When 270 researchers spend several years replicating 100 psychology experiments, one expects momentous insights. That only 36 per cent of results could be replicated, and that social psychological research was less reproducible than research in cognitive psychology is, on the face of it, shocking (“Majority of psychology papers are not reproducible, study discovers”, News, 3 September). But are the findings of the Reproducibility Project: Psychology really that unexpected, and do they mean that we can no longer believe psychology textbooks?
Although these results have made headlines, they should not have been a surprise to research psychologists.
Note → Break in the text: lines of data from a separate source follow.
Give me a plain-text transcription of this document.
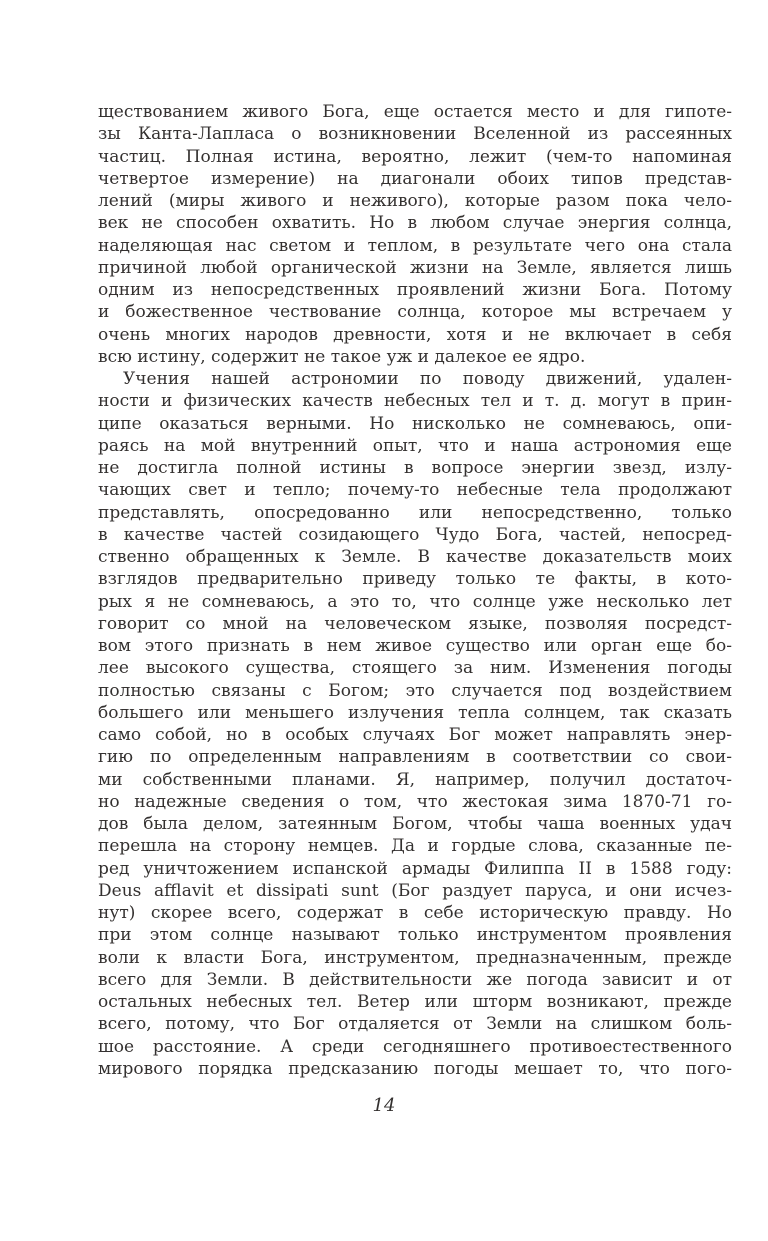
ществованием живого Бога, еще остается место и для гипоте-
зы Канта-Лапласа о возникновении Вселенной из рассеянных
частиц. Полная истина, вероятно, лежит (чем-то напоминая
четвертое измерение) на диагонали обоих типов представ-
лений (миры живого и неживого), которые разом пока чело-
век не способен охватить. Но в любом случае энергия солнца,
наделяющая нас светом и теплом, в результате чего она стала
причиной любой органической жизни на Земле, является лишь
одним из непосредственных проявлений жизни Бога. Потому
и божественное чествование солнца, которое мы встречаем у
очень многих народов древности, хотя и не включает в себя
всю истину, содержит не такое уж и далекое ее ядро.
Учения нашей астрономии по поводу движений, удален-
ности и физических качеств небесных тел и т. д. могут в прин-
ципе оказаться верными. Но нисколько не сомневаюсь, опи-
раясь на мой внутренний опыт, что и наша астрономия еще
не достигла полной истины в вопросе энергии звезд, излу-
чающих свет и тепло; почему-то небесные тела продолжают
представлять, опосредованно или непосредственно, только
в качестве частей созидающего Чудо Бога, частей, непосред-
ственно обращенных к Земле. В качестве доказательств моих
взглядов предварительно приведу только те факты, в кото-
рых я не сомневаюсь, а это то, что солнце уже несколько лет
говорит со мной на человеческом языке, позволяя посредст-
вом этого признать в нем живое существо или орган еще бо-
лее высокого существа, стоящего за ним. Изменения погоды
полностью связаны с Богом; это случается под воздействием
большего или меньшего излучения тепла солнцем, так сказать
само собой, но в особых случаях Бог может направлять энер-
гию по определенным направлениям в соответствии со свои-
ми собственными планами. Я, например, получил достаточ-
но надежные сведения о том, что жестокая зима 1870-71 го-
дов была делом, затеянным Богом, чтобы чаша военных удач
перешла на сторону немцев. Да и гордые слова, сказанные пе-
ред уничтожением испанской армады Филиппа II в 1588 году:
Deus afflavit et dissipati sunt (Бог раздует паруса, и они исчез-
нут) скорее всего, содержат в себе историческую правду. Но
при этом солнце называют только инструментом проявления
воли к власти Бога, инструментом, предназначенным, прежде
всего для Земли. В действительности же погода зависит и от
остальных небесных тел. Ветер или шторм возникают, прежде
всего, потому, что Бог отдаляется от Земли на слишком боль-
шое расстояние. А среди сегодняшнего противоестественного
мирового порядка предсказанию погоды мешает то, что пого-
14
In 1962, Jacob Cohen reported in the Journal of Abnormal and Social Psychology that the average statistical power of research in these fields was only 0.48. Several subsequent reviews indicated that the power of this type of research has not increased.
The power of a study, which determines whether we can identify valid and reject invalid hypotheses, can be compared to the magnification of a microscope: with too little magnification, we may not see things that are there or believe we see things that are not there. When conducting scientific studies, researchers look for “significant” results – in technical terms, for a “p-value” of less than 0.05. If one tried to replicate a study that had a p-value of less than 0.05 and power of 0.50, one would have only a 50 per cent chance of success. So why do psychologists not aim for a maximal power of 1? Power is determined by the study’s sample size, the significance level and the strength of the effect (relationship) studied. In some cases that effect might be large statistically, as when we study the impact of study hours on grades; in other cases the effect may be weaker, as between class size and grades. Since in novel research one often does not know the effect strength, researchers often underestimate the large sample size they need to achieve acceptable levels of power.
The power of the original studies is not reported in the Reproducibility Project’s new Science article. However, it notes that, for technical reasons, studies in cognitive psychology often have more power than social psychological studies. (In the latter field especially, researchers have to ensure that hypotheses are not obvious.) This would be one explanation why social psychology fared less well. Another is that whereas the variables investigated by cognitive psychologists are relatively unaffected by cultural norms and other social factors, variables studied by social psychologists are typically influenced by historical change and local context. The arguments used by US researchers to persuade US students in the 1980s would be unlikely to persuade European students, or US students tested 30 years later. Persuasive arguments change with time and context. So another factor in the lower percentage of successful replications for social versus cognitive psychological studies was probably that “exact replications” may often have failed to capture the same theoretical variables manipulated in the original study.
Reactions to the Reproducibility Project will remind social psychologists of the replicability crisis of the 1970s. This was triggered by complaints that social psychological knowledge was not cumulative: for every study demonstrating some significant effect, there were replications that were not significant. Thus a reviewer who added up significant and non-significant effects in tests of some theory (known as the “box score method”) often found that non-replications outweighed successful replications. This led to the development of powerful new meta-analytic methods, which statistically combined the results of different experiments.
Even when many individual studies fail to yield significant results, meta-analysis may reveal a significant overall result. This prevents us from concluding that a finding is not reliable when in fact it is. Because non-significant findings typically remain unpublished, meta-analyses could be subject to publication bias, if they relied exclusively on published findings. To avoid this, meta-analysts attempt to trace and to include relevant unpublished studies. Furthermore, sophisticated methods have been developed to identify publication bias and even to correct it.
Although the Open Science Collaboration did not use simple box scores, the statement that only 36 per cent of the findings could be replicated is based on the same logic. But the Open Science Collaboration also conducted a meta-analysis, combining the effect sizes of the original studies with those of the replications to yield an overall effect size. Not surprisingly, the number of studies that had significant effects increased to 68 per cent. In other words, two-thirds of the results could be replicated when evaluated with a simple meta-analysis that was based on both original and replication studies.
As meta-analyses published in psychology journals typically combine the results of hundreds of studies, it is hardly surprising that they give a much more positive picture of the replicability of psychological research than the Reproducibility Project does. The conclusions of textbooks should be based not on single studies but on multiple replications and large-scale meta-analyses, so the results of the Open Science Collaboration will not undermine our faith in good psychology textbooks.
Reporting the percentage of successful replications is not very informative. More usefully, the project could have identified aspects of studies that predicted replication failure. But here the report disappoints. Since meta-analysis permits us to evaluate the validity of research without the need to collect new data, one can question whether the meagre results of this project justify the time investment of 270 researchers and thousands of undergraduate research participants.
Wolfgang Stroebe is adjunct professor of social psychology at the University of Groningen in the Netherlands. Miles Hewstone is professor of social psychology and fellow of New College, Oxford.